Secondly, we should move away from the monoculture of growing annual crops. A huge amount of time and energy is spent preparing bare soil seedbeds, sowing seed that only grows for one season, and then battling weeds trying to grow on the bare soil around the planted crop. Instead, we should move to a permaculture system of biodiverse perennial crops that have continuous ground cover with no bare soils. Farmers would benefit from not having to buy seed every year to plant, as well as not needing the sprays to keep the bare soils free of weeds nor artificial fertilisers to grow the crop. A permaculture system planned well will have the right balance of companion plants together that grow well alongside each other, including nitrogen fixing plants that can feed the other plants around them. Management will still be needed to enable the desired plants to thrive, but this won’t involve chemicals to achieve this.

Organic food sales have never risen above single digits as a percentage of sales, which sends the message to retailers and farmers that consumers don’t want it.

For people who aren’t farmers, I would urge you to ask yourself if you can grow some of your own food. In times of past crisis, everyone took on more responsibility growing their own food and mending and making do in general. Today, many soils in urban environments and around houses either don’t grow food (grass lawns) or are covered in hard surfaces. This soil could be growing food. Urban dwellers need to take more responsibility for their own food requirements both by using the soil on their property and through their buying choices.

It is no longer acceptable for consumers to divulge all responsibility to farmers and retailers when it is the consumer’s lifestyle and purchasing behaviour that has created the way food is produced and sold. Organic food sales have never risen above single digits as a percentage of sales, which sends the message to retailers and farmers that consumers don’t want it.
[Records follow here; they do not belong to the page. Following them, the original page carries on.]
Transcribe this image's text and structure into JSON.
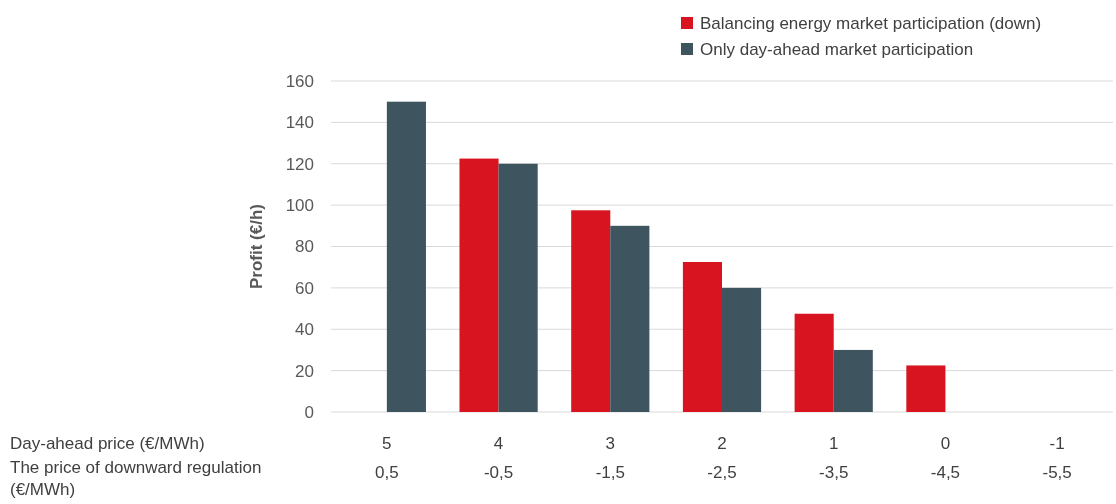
{
  "chart_data": {
    "type": "bar",
    "ylabel": "Profit (€/h)",
    "categories": [
      "5\n0,5",
      "4\n-0,5",
      "3\n-1,5",
      "2\n-2,5",
      "1\n-3,5",
      "0\n-4,5",
      "-1\n-5,5"
    ],
    "series": [
      {
        "name": "Balancing energy market participation (down)",
        "color": "#d7141f",
        "values": [
          0,
          122.5,
          97.5,
          72.5,
          47.5,
          22.5,
          0
        ]
      },
      {
        "name": "Only day-ahead market participation",
        "color": "#3e545f",
        "values": [
          150,
          120,
          90,
          60,
          30,
          0,
          0
        ]
      }
    ],
    "ylim": [
      0,
      160
    ],
    "yticks": [
      0,
      20,
      40,
      60,
      80,
      100,
      120,
      140,
      160
    ],
    "grid": "y",
    "legend": "top right",
    "annotations": [
      "Day-ahead price (€/MWh)",
      "The price of downward regulation\n(€/MWh)"
    ]
  }
}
Everyone must now step up and take responsibility. Everyone is a consumer. Each purchase you make influences what is produced in the first place and how it is sold. Vote with your feet and your purse. If enough people stop buying something believed to be harmful, supply and demand will ensure its demise. Every day, every action and every purchase you make shapes the future. Take responsibility and choose what kind of future your children will inherit.